T「17日前  バージニア時間 2017年12月10日 16:01」 (※日本時間は12月11日06:01)


 情報機器がずらりと揃っている施設。そこで、何やらひそかに作業している者がいる。


 モニター画面に写っているのは、遥がホテルの特別通用口から入る瞬間の防犯カメラの映像。

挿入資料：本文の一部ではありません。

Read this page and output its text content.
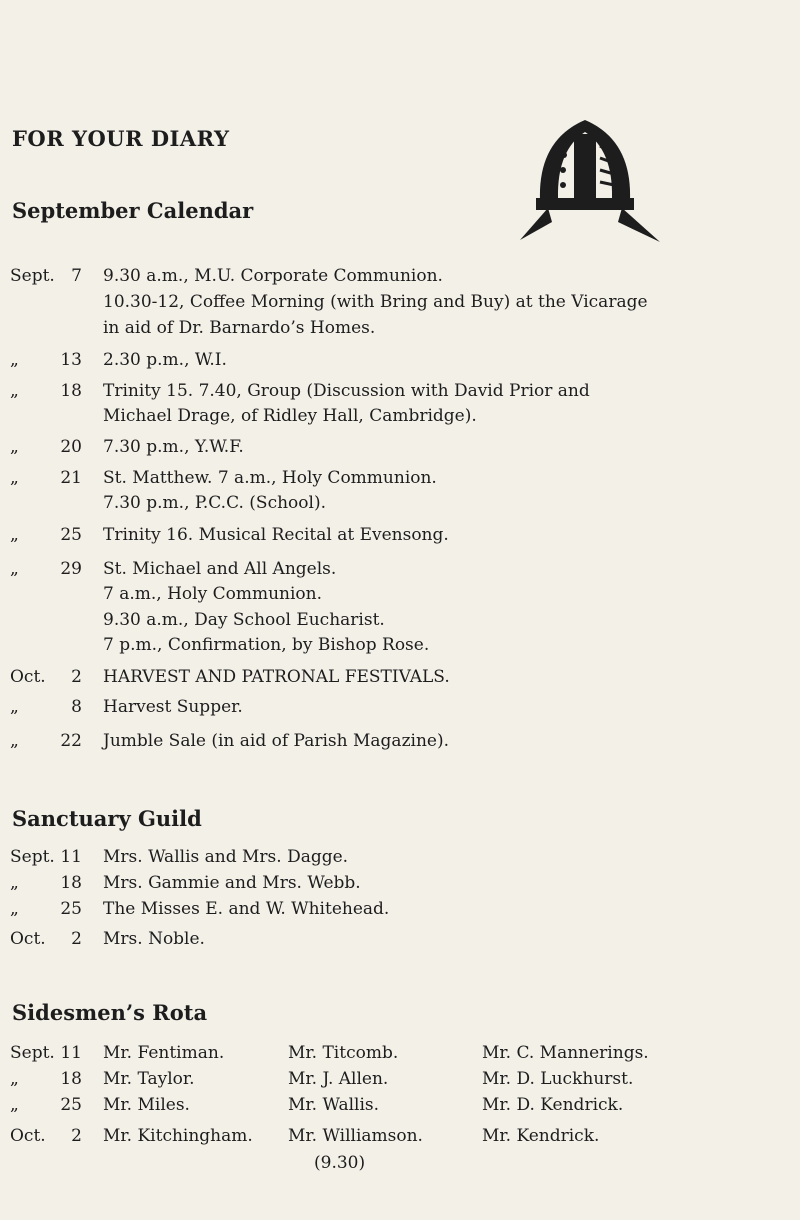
FOR YOUR DIARY
September Calendar
Sept. 7 9.30 a.m., M.U. Corporate Communion.
10.30-12, Coffee Morning (with Bring and Buy) at the Vicarage
in aid of Dr. Barnardo’s Homes.
„ 13 2.30 p.m., W.I.
„ 18 Trinity 15. 7.40, Group (Discussion with David Prior and
Michael Drage, of Ridley Hall, Cambridge).
„ 20 7.30 p.m., Y.W.F.
„ 21 St. Matthew. 7 a.m., Holy Communion.
7.30 p.m., P.C.C. (School).
„ 25 Trinity 16. Musical Recital at Evensong.
„ 29 St. Michael and All Angels.
7 a.m., Holy Communion.
9.30 a.m., Day School Eucharist.
7 p.m., Confirmation, by Bishop Rose.
Oct.	2 HARVEST AND PATRONAL FESTIVALS.
„	8 Harvest Supper.
„ 22 Jumble Sale (in aid of Parish Magazine).
Sanctuary Guild
Sept. 11 Mrs. Wallis and Mrs. Dagge.
„ 18 Mrs. Gammie and Mrs. Webb.
„ 25 The Misses E. and W. Whitehead.
Oct.	2 Mrs. Noble.
Sidesmen’s Rota
Sept. 11 Mr. Fentiman.	Mr. Titcomb.	Mr. C. Mannerings.
„ 18 Mr. Taylor.	Mr. J. Allen.	Mr. D. Luckhurst.
„ 25 Mr. Miles.	Mr. Wallis.	Mr. D. Kendrick.
Oct.	2 Mr. Kitchingham. Mr. Williamson.	Mr. Kendrick.
(9.30)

 作業している人物の背中側からカメラが正面へと回ると、真剣にキーボードを叩いているのはローガン。


 その時、不意に後方遠くから声がかかる。




   譲 二 「何をしている?」




 ローガン、ギクリとして振り返る。


 部屋に入ってきたのは譲二。


 譲二、その位置からモニター画面を見、眉をひそめる。




   譲 二 「パット、おまえまさか――」



 その瞬間、ローガンが銃を抜く。そのため譲二も銃を抜き――

 銃声がし、画面暗転。その暗闇の中、さらに銃声が数発響く。